We are probably not going to discover patterns of equal importance in this course.
The dataset we are working with
We are going to study a dataset containing information on prices and other attributes
of 53940 diamonds. The dataset is included in the ggplot2
package, that we
installed as part of tidyverse
library(tidyverse)
head(diamonds)
# A tibble: 6 × 10
carat cut color clarity depth table price x y z
<dbl> <ord> <ord> <ord> <dbl> <dbl> <int> <dbl> <dbl> <dbl>
1 0.23 Ideal E SI2 61.5 55 326 3.95 3.98 2.43
2 0.21 Premium E SI1 59.8 61 326 3.89 3.84 2.31
3 0.23 Good E VS1 56.9 65 327 4.05 4.07 2.31
4 0.29 Premium I VS2 62.4 58 334 4.2 4.23 2.63
5 0.31 Good J SI2 63.3 58 335 4.34 4.35 2.75
6 0.24 Very Good J VVS2 62.8 57 336 3.94 3.96 2.48
There are 10 variables in the dataset:
Variable | What is it? |
---|---|
carat | Weight of the diamond in carat (0.200 gram) |
cut | Quality of the cut of the diamond (Fair, Good, Very Good, Premium, Ideal) |
color | Color of the diamond from D (best), to J (worst) |
clarity | How clear is the diamond. I1 (worst), SI2, SI1, VS2, VS1, VVS2, VVS1, IF (best) |
depth | Total depth percentage = z / mean(x, y) |
table | Width of the top of the diamond relative to its widest point |
price | Price in US dollars |
x | Length in mm |
y | Width in mm |
z | depth in mm |
Slightly more detailed information can be found in the help for the dataset:
?diamonds
What are we not going to spend time on?
There are often several considerations to take into account when we plot.
Two of those, are not covered here:
- Is the plot suitable for the data we are working with?

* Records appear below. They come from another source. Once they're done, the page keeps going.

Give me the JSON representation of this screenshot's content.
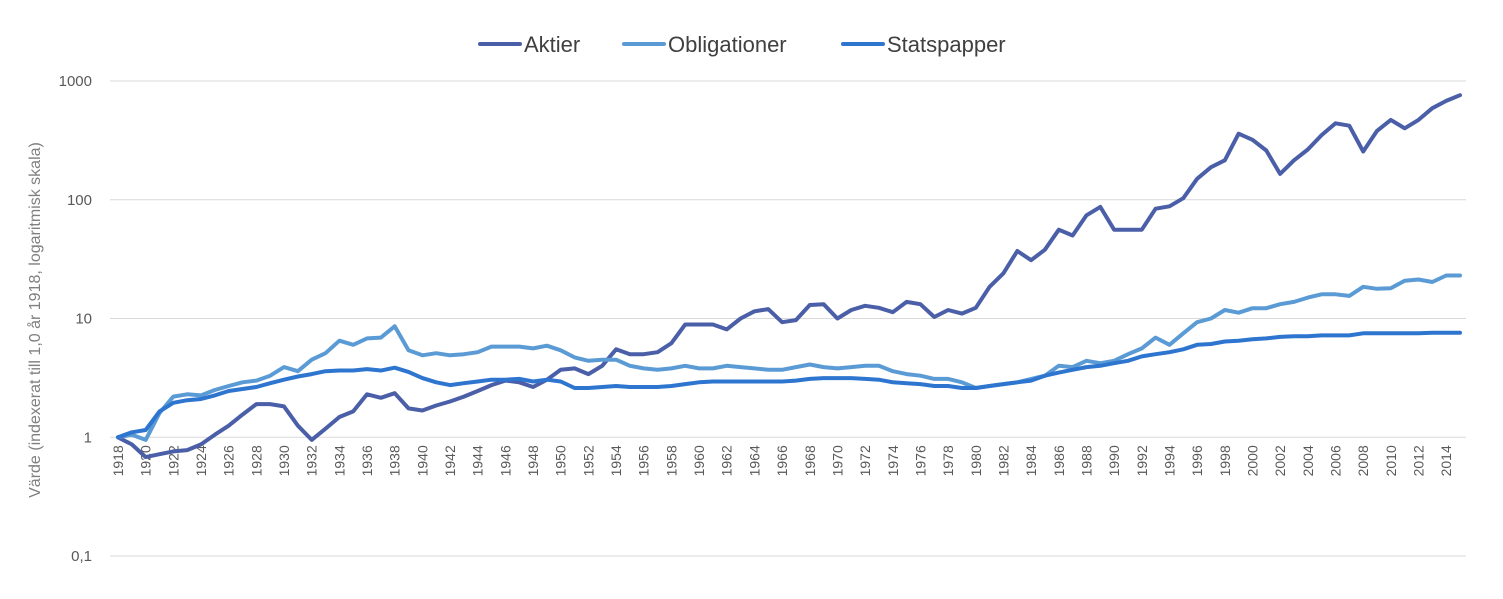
{
  "chart_data": {
    "type": "line",
    "ylabel": "Värde (indexerat till 1,0 år 1918, logaritmisk skala)",
    "yscale": "log",
    "ylim": [
      0.1,
      1000
    ],
    "yticks": [
      "0,1",
      "1",
      "10",
      "100",
      "1000"
    ],
    "xlim": [
      1918,
      2015
    ],
    "xticks": [
      "1918",
      "1920",
      "1922",
      "1924",
      "1926",
      "1928",
      "1930",
      "1932",
      "1934",
      "1936",
      "1938",
      "1940",
      "1942",
      "1944",
      "1946",
      "1948",
      "1950",
      "1952",
      "1954",
      "1956",
      "1958",
      "1960",
      "1962",
      "1964",
      "1966",
      "1968",
      "1970",
      "1972",
      "1974",
      "1976",
      "1978",
      "1980",
      "1982",
      "1984",
      "1986",
      "1988",
      "1990",
      "1992",
      "1994",
      "1996",
      "1998",
      "2000",
      "2002",
      "2004",
      "2006",
      "2008",
      "2010",
      "2012",
      "2014"
    ],
    "grid": true,
    "legend_position": "top",
    "x": [
      1918,
      1919,
      1920,
      1921,
      1922,
      1923,
      1924,
      1925,
      1926,
      1927,
      1928,
      1929,
      1930,
      1931,
      1932,
      1933,
      1934,
      1935,
      1936,
      1937,
      1938,
      1939,
      1940,
      1941,
      1942,
      1943,
      1944,
      1945,
      1946,
      1947,
      1948,
      1949,
      1950,
      1951,
      1952,
      1953,
      1954,
      1955,
      1956,
      1957,
      1958,
      1959,
      1960,
      1961,
      1962,
      1963,
      1964,
      1965,
      1966,
      1967,
      1968,
      1969,
      1970,
      1971,
      1972,
      1973,
      1974,
      1975,
      1976,
      1977,
      1978,
      1979,
      1980,
      1981,
      1982,
      1983,
      1984,
      1985,
      1986,
      1987,
      1988,
      1989,
      1990,
      1991,
      1992,
      1993,
      1994,
      1995,
      1996,
      1997,
      1998,
      1999,
      2000,
      2001,
      2002,
      2003,
      2004,
      2005,
      2006,
      2007,
      2008,
      2009,
      2010,
      2011,
      2012,
      2013,
      2014,
      2015
    ],
    "series": [
      {
        "name": "Aktier",
        "color": "#4a5fa8",
        "values": [
          1.0,
          0.87,
          0.68,
          0.72,
          0.76,
          0.78,
          0.87,
          1.05,
          1.25,
          1.55,
          1.9,
          1.9,
          1.82,
          1.25,
          0.95,
          1.18,
          1.48,
          1.65,
          2.3,
          2.15,
          2.35,
          1.75,
          1.68,
          1.85,
          2.0,
          2.2,
          2.45,
          2.75,
          3.0,
          2.9,
          2.65,
          3.05,
          3.7,
          3.8,
          3.4,
          4.0,
          5.5,
          5.0,
          5.0,
          5.2,
          6.2,
          8.9,
          8.9,
          8.9,
          8.1,
          10.0,
          11.5,
          12.0,
          9.3,
          9.7,
          13.0,
          13.2,
          10.0,
          11.8,
          12.8,
          12.3,
          11.3,
          13.8,
          13.2,
          10.3,
          11.8,
          11.0,
          12.3,
          18.5,
          24.0,
          37.0,
          31.0,
          38.0,
          56.0,
          50.0,
          74.0,
          87.0,
          56.0,
          56.0,
          56.0,
          84.0,
          88.0,
          103.0,
          150.0,
          188.0,
          215.0,
          360.0,
          320.0,
          260.0,
          165.0,
          215.0,
          265.0,
          350.0,
          440.0,
          420.0,
          255.0,
          380.0,
          470.0,
          400.0,
          470.0,
          590.0,
          680.0,
          760.0
        ]
      },
      {
        "name": "Obligationer",
        "color": "#5b9bd5",
        "values": [
          1.0,
          1.05,
          0.95,
          1.6,
          2.2,
          2.3,
          2.25,
          2.5,
          2.7,
          2.9,
          3.0,
          3.3,
          3.9,
          3.6,
          4.5,
          5.1,
          6.5,
          6.0,
          6.8,
          6.9,
          8.6,
          5.4,
          4.9,
          5.1,
          4.9,
          5.0,
          5.2,
          5.8,
          5.8,
          5.8,
          5.6,
          5.9,
          5.4,
          4.7,
          4.4,
          4.5,
          4.5,
          4.0,
          3.8,
          3.7,
          3.8,
          4.0,
          3.8,
          3.8,
          4.0,
          3.9,
          3.8,
          3.7,
          3.7,
          3.9,
          4.1,
          3.9,
          3.8,
          3.9,
          4.0,
          4.0,
          3.6,
          3.4,
          3.3,
          3.1,
          3.1,
          2.9,
          2.6,
          2.7,
          2.8,
          2.9,
          3.1,
          3.3,
          4.0,
          3.9,
          4.4,
          4.2,
          4.4,
          5.0,
          5.6,
          6.9,
          6.0,
          7.5,
          9.3,
          10.0,
          11.8,
          11.2,
          12.2,
          12.2,
          13.2,
          13.8,
          15.0,
          16.0,
          16.0,
          15.5,
          18.5,
          17.8,
          18.0,
          20.8,
          21.3,
          20.3,
          23.0,
          23.0
        ]
      },
      {
        "name": "Statspapper",
        "color": "#2e75d0",
        "values": [
          1.0,
          1.1,
          1.15,
          1.65,
          1.95,
          2.05,
          2.1,
          2.25,
          2.45,
          2.55,
          2.65,
          2.85,
          3.05,
          3.25,
          3.4,
          3.6,
          3.65,
          3.65,
          3.75,
          3.65,
          3.85,
          3.55,
          3.15,
          2.9,
          2.75,
          2.85,
          2.95,
          3.05,
          3.05,
          3.1,
          2.95,
          3.05,
          2.95,
          2.6,
          2.6,
          2.65,
          2.7,
          2.65,
          2.65,
          2.65,
          2.7,
          2.8,
          2.9,
          2.95,
          2.95,
          2.95,
          2.95,
          2.95,
          2.95,
          3.0,
          3.1,
          3.15,
          3.15,
          3.15,
          3.1,
          3.05,
          2.9,
          2.85,
          2.8,
          2.7,
          2.7,
          2.6,
          2.6,
          2.7,
          2.8,
          2.9,
          3.0,
          3.3,
          3.5,
          3.7,
          3.9,
          4.0,
          4.2,
          4.4,
          4.8,
          5.0,
          5.2,
          5.5,
          6.0,
          6.1,
          6.4,
          6.5,
          6.7,
          6.8,
          7.0,
          7.1,
          7.1,
          7.2,
          7.2,
          7.2,
          7.5,
          7.5,
          7.5,
          7.5,
          7.5,
          7.6,
          7.6,
          7.6
        ]
      }
    ]
  }
}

- Is the plot looking cool and impressive?
We are not making art. And if a specific type of plot is useful, we do not care if it is actually suitable for the diamond data we are working with.
Key Points
This is not an introduction to R
Visualisation is a useful way of representing data
We are going to study diamonds!